1493: Homogenocene

It looked an ice cream cone. But when I came closer, I realized that the boy was eating a raw sweet potato. His father had whittled at the top to expose the orange flesh, which the boy was licking; the unpeeled bottom of the sweet potato served as a handle.

This was at a farm about 300 miles northwest of Shanghai. Sweet potatoes are often eaten raw in rural China–a curiosity to Westerners like me. I didn’t realize that I had been staring until the boy ran to seek the protection of his father, who was hoeing a row of sweet potatoes. The father glared at me as I waved an apology. Because I don’t speak Chinese, I couldn’t tell him that I had been staring not at his son, but at the sweet potato in his hand. Nor could I say that I was staring because the sweet potato was an emblem of four hundred years of convulsive global change.

Sweet potatoes are native to Central America. Spanish ships carried them to Manila in the 1570s, and then a Chinese ship captain smuggled the vines past Spanish customs by wrapping them around ropes and coiling the ropes in a basket. He took the contraband plants to Fujian, in southeast China, across from Taiwan. It was a time of famine in China. The captain’s son took the sweet potatoes to the governor of Fujian, who in turn ordered farmers to plant the fanshu (foreign tubers). The famine ended. Other regions took up sweet potatoes to solve their food problems. Millions of lives were saved. For three centuries the food of the Chinese poor was not rice but sweet potato.

How did that Chinese kid get his sweet potato? Christopher Columbus. Scientists view Columbus as the man who inadvertently began an explosive global biological swap. After he established contact between the eastern and western hemisphere, thousands of plant and animal species ricocheted around the continents. It was the biggest event in the history of life since the death of the dinosaurs. The Colombian Exchange, as historians call it, is why there are tomatoes in Italy, oranges in the United States, potatoes in Ireland, chili peppers in Thailand–and sweet potatoes in China.

Mann, Charles (2012). 1493. New York: Vintage.

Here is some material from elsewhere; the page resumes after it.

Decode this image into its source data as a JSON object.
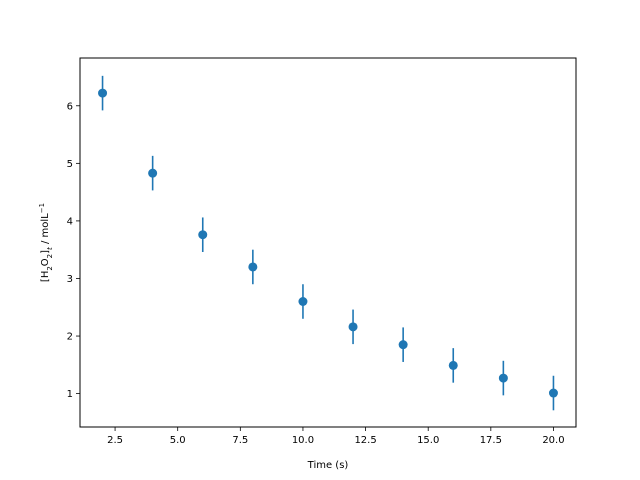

Expanding on the work of Alfred Crosby, Charles Mann’s exposition on the environmental and social effects of the “Colombian Exchange” gives a solid background to the burgeoning globalism that took place at the time and that forms a sub-structure of our present situation. Dense, many dates, and facts, but his flowing narrative style easily carries the sedimentary load of historical information. The book explores the effects of the massive interchange of resources, biota, and humans that was precipitated by the ‘discovery’ of the Americas. Covering items such as the arrival of the potato in both Europe and China, and the wide and powerful sweep of slavery, it supports the argument of the energy availability within social systems is a necessary condition for the system to thrive. And when those energy sources collapse for one reason or another, the social system fails.